Jenna Dewan Tatum and Channing Tatum hold top rank in the pantheon of celebrity couples with aspirational relationships. And yesterday, Jenna revealed that the reason why they ended up together is because she gave him an ultimatum.
"If you want to date other people and be free, that's fine, but we're not going to 'hang out' and 'watch movies' and all this other stuff," she said, retelling the story on The Ellen Degeneres Show. "You've got to figure out what you want, because I want to be in a relationship, " she told Channing. A few days later, he came to her room and told her that he "had the chance to be free" but couldn't stop thinking about her. "Lets do it," he said, and the rest is history. So, if an ultimatum worked for them, could it work for us mortals?
Ultimatums can be successful in the right situation, says Lena Aburdene Derhally, MS, LPC, a licensed psychotherapist in Washington, D.C. She says there are good and bad ultimatums, and it depends how you use them. "If an ultimatum is being used as a tool of manipulation or is done as an empty threat, it's not a good thing," she says. A bad ultimatum would be something that's used to hold control or power over another person in a hurtful, manipulative, and disrespectful way, she says. For example, if you told your partner, "If you want to be with me, I don't want you hanging out with your friends," that would be unhealthy because you're asserting power over your partner in an unfair way. Ultimatums aren't always manipulative like this, though, and they can be a healthy way to solve a conflict, Derhally says.
"If an ultimatum is made as a boundary to protect yourself and do what's best for yourself, then it's a good thing," Derhally says. Ultimatums can be a way to stop a vicious cycle of behavior that causes you pain and anxiety, she says. If you and your partner have varying levels of commitment, for example, then you could say that you really need an answer or solid commitment (however you define that) by a certain point in time, Derhally says. "This is an example of honoring your own needs and asserting yourself, and that is always important to do," she says.
If an ultimatum is made as a boundary to protect yourself and do what's best for yourself, then it's a good thing.

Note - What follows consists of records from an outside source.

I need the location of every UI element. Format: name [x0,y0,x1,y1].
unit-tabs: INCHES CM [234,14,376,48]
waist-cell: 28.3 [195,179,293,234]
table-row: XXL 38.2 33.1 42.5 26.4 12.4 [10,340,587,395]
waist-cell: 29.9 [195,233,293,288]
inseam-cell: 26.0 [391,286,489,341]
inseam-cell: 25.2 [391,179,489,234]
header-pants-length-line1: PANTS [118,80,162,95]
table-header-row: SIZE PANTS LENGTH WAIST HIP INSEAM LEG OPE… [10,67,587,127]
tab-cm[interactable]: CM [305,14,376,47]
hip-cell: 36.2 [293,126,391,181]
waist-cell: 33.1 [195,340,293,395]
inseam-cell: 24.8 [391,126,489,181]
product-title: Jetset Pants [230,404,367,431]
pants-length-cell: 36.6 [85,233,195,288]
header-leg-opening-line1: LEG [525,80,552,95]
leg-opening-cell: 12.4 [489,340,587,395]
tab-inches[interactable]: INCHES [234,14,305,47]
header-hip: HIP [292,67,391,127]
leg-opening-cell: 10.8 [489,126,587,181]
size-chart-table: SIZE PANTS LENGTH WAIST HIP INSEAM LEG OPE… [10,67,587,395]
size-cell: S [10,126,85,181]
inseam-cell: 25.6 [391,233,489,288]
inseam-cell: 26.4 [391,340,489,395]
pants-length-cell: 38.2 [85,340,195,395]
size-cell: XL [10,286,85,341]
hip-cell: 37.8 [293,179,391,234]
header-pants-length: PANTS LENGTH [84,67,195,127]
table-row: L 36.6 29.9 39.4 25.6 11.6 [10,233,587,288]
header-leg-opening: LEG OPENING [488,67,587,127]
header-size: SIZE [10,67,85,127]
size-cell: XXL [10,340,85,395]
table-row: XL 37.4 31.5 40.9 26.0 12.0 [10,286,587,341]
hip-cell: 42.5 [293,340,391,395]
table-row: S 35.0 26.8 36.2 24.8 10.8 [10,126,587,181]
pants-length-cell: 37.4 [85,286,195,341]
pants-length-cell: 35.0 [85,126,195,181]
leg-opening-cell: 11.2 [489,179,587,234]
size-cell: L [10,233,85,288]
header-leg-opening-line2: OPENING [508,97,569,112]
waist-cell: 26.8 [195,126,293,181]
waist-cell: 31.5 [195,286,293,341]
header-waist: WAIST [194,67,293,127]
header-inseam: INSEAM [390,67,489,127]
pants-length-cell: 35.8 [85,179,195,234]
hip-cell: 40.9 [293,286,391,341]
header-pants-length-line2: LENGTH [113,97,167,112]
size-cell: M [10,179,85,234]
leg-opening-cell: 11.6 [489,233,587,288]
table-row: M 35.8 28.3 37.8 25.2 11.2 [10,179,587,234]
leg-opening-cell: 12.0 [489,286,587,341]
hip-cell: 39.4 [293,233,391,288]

But, while there are appropriate circumstances for an ultimatum, you should really save them for serious deal-breaker issues that you can't live with, Derhally says. "All other asks of what you need should generally be communicated without an ultimatum," she says. It's easier to instead focus on setting several less dire boundaries throughout your relationship, rather than one big looming one, Derhally says.
You can think of setting boundaries in a relationship as having "empathetic assertiveness," as Derhally puts it. The key for communicating what you want from your partner or relationship is to never criticize or blame the other person, but rather just calmly state what your terms are. Stating your demands as "I" statements instead of "you" statements can be very effective, she says. So rather than spitting out something like, "You never want to spend time with me alone," you could kindly say, "I really wish we got to spend more time alone together."
"You can also frame your request as a positive, rather than a negative," Derhally says. So, instead of saying, "You're never affectionate with me, and if you don't want to be, then what's the point of this relationship?" you could say, "I love it when you are affectionate with me on your own accord, so would you mind making a conscious effort to be more affectionate on a daily basis?" It doesn't make you needy or nagging to just ask for what you want, she says.
With all this in mind, it's important to recognize if there are destructive things happening in your relationship (like emotional or verbal abuse), since an ultimatum might not be the safest option for you, Derhally says. "The best thing you can do is consider leaving the relationship entirely, or being very clear that if the bad behavior doesn't end, you will leave," she says. If that sounds like your relationship, you might want to consider reaching out to a domestic abuse counselor or therapist who can help you figure out the safest plan for you (Safe Horizon has an anonymous hotline, if you're not sure where to start).
At the end of the day, being explicit about what you consider appropriate behavior in a relationship — from small issues like how much you hang out alone, to big ones like when you're going to get married — is almost always worthwhile if you want your relationship to thrive, and it doesn't make you high-maintenance, Derhally says.
If you're not sure if something is "worth it" to bring up to your partner, just remember: "Healthy relationships are ones where you can clearly express yourself and your partner will listen and respect you," she says. Whether that means setting an ultimatum or just communicating what your boundaries and needs are, know that open communication is something you 100% deserve. Hey, it worked for Channing and Jenna — and we'll have whatever they're having.